Let’s get real—conflict in marriage? It’s bound to happen. But here’s the good news: while conflict is inevitable, combat doesn’t have to be. Conflict resolution in marriage is possible.
Think of your relationship like a safety net. Ever see those trapeze artists at the circus? They make daring moves, but they’re secure because they’ve got a net below them. In marriage, our commitment to each other is that safety net. It’s what reminds us that no single argument is going to destroy our relationship. If you don’t feel that safety net in place, it’s time to revisit your commitment and make sure both of you feel secure.
Now, how can you deal with conflict without slipping into combat mode? Let me walk you through some simple steps that have worked for my wife and I — because trust me, we’ve been there!
Recognize the “Leaning” States in Your Relationship
In marriage, we tend to go through three emotional states:
- Leaning In: You’re connected, communicating, and feel close to your spouse.

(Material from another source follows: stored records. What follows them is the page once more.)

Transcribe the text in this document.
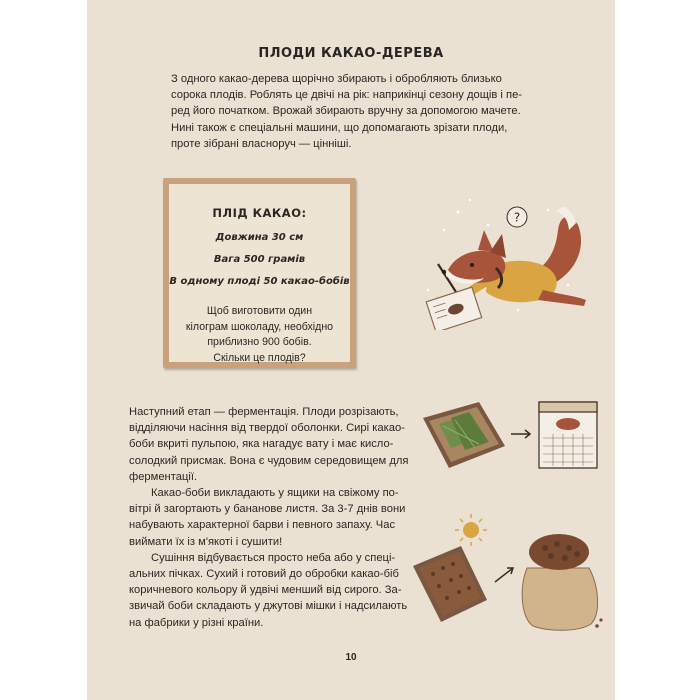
ПЛОДИ КАКАО-ДЕРЕВА

З одного какао-дерева щорічно збирають і обробляють близько
сорока плодів. Роблять це двічі на рік: наприкінці сезону дощів і пе-
ред його початком. Врожай збирають вручну за допомогою мачете.
Нині також є спеціальні машини, що допомагають зрізати плоди,
проте зібрані власноруч — цінніші.

ПЛІД КАКАО:
Довжина 30 см
Вага 500 грамів
В одному плоді 50 какао-бобів
Щоб виготовити один
кілограм шоколаду, необхідно
приблизно 900 бобів.
Скільки це плодів?
?

Наступний етап — ферментація. Плоди розрізають,
відділяючи насіння від твердої оболонки. Сирі какао-
боби вкриті пульпою, яка нагадує вату і має кисло-
солодкий присмак. Вона є чудовим середовищем для
ферментації.
Какао-боби викладають у ящики на свіжому по-
вітрі й загортають у бананове листя. За 3-7 днів вони
набувають характерної барви і певного запаху. Час
виймати їх із м'якоті і сушити!
Сушіння відбувається просто неба або у спеці-
альних пічках. Сухий і готовий до обробки какао-біб
коричневого кольору й удвічі менший від сирого. За-
звичай боби складають у джутові мішки і надсилають
на фабрики у різні країни.

10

- Leaning Away: You’re starting to pull back, either emotionally or physically.
- Leaning Against: You’re gearing up for a fight, ready to defend yourself.

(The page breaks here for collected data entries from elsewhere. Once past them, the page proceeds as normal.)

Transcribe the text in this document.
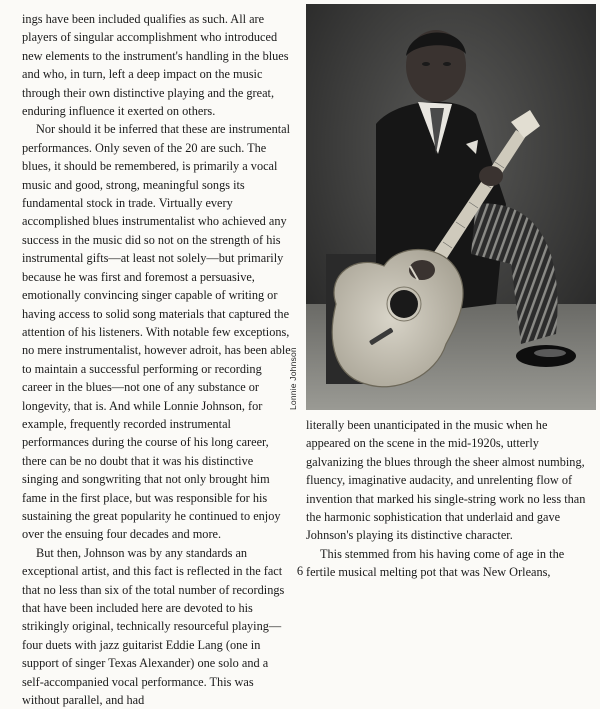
ings have been included qualifies as such. All are players of singular accomplishment who introduced new elements to the instrument's handling in the blues and who, in turn, left a deep impact on the music through their own distinctive playing and the great, enduring influence it exerted on others.

Nor should it be inferred that these are instrumental performances. Only seven of the 20 are such. The blues, it should be remembered, is primarily a vocal music and good, strong, meaningful songs its fundamental stock in trade. Virtually every accomplished blues instrumentalist who achieved any success in the music did so not on the strength of his instrumental gifts—at least not solely—but primarily because he was first and foremost a persuasive, emotionally convincing singer capable of writing or having access to solid song materials that captured the attention of his listeners. With notable few exceptions, no mere instrumentalist, however adroit, has been able to maintain a successful performing or recording career in the blues—not one of any substance or longevity, that is. And while Lonnie Johnson, for example, frequently recorded instrumental performances during the course of his long career, there can be no doubt that it was his distinctive singing and songwriting that not only brought him fame in the first place, but was responsible for his sustaining the great popularity he continued to enjoy over the ensuing four decades and more.

But then, Johnson was by any standards an exceptional artist, and this fact is reflected in the fact that no less than six of the total number of recordings that have been included here are devoted to his strikingly original, technically resourceful playing—four duets with jazz guitarist Eddie Lang (one in support of singer Texas Alexander) one solo and a self-accompanied vocal performance. This was without parallel, and had

Lonnie Johnson

literally been unanticipated in the music when he appeared on the scene in the mid-1920s, utterly galvanizing the blues through the sheer almost numbing, fluency, imaginative audacity, and unrelenting flow of invention that marked his single-string work no less than the harmonic sophistication that underlaid and gave Johnson's playing its distinctive character.

This stemmed from his having come of age in the fertile musical melting pot that was New Orleans,

6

To resolve conflict in a healthy way, you want to stay in the “Leaning In” zone. If you’re already “Leaning Away” or “Leaning Against,” it’s harder to listen, harder to communicate, and way harder to solve the issue at hand.
Practical step: When you notice you’re in “Leaning Away” or “Leaning Against,” take a time-out. It’s okay to hit pause. Go for a walk, take some deep breaths, or even just agree to revisit the conversation when emotions are calmer.
Accept That Some Problems Won’t Be Solved
Here’s the reality: not every issue in your marriage is going to be wrapped up in a neat little bow. 69% of marital problems are recurring. That’s right—most of your arguments will probably pop up more than once. The trick isn’t to solve every single problem, but to learn how to manage them together.
Practical step: When an issue comes up that you know isn’t solvable, focus on understanding your partner’s feelings instead of trying to “fix” it. Ask open-ended questions like, “Why is this important to you?” or “What would help you feel better about this?” Conflict resolution is more about understanding than winning.
Prioritize Compromise Over Combat
Marriage isn’t about one person winning and the other person losing. It’s about both of you finding a middle ground that makes your relationship stronger. Compromise is key. It’s not about giving up what you want but finding a way to meet in the middle that honors both of you.
Practical step: Next time you’re stuck in a disagreement, ask yourself, “What’s one thing I can do to move us toward a solution?” It might mean bending a little or giving up something small in the name of peace. Remember, you’re both on the same team!
Remember: happily ever after doesn’t just happen—it’s built with love, communication, and a whole lot of grace. Conflict resolution in marriage is possible. You’ve got this!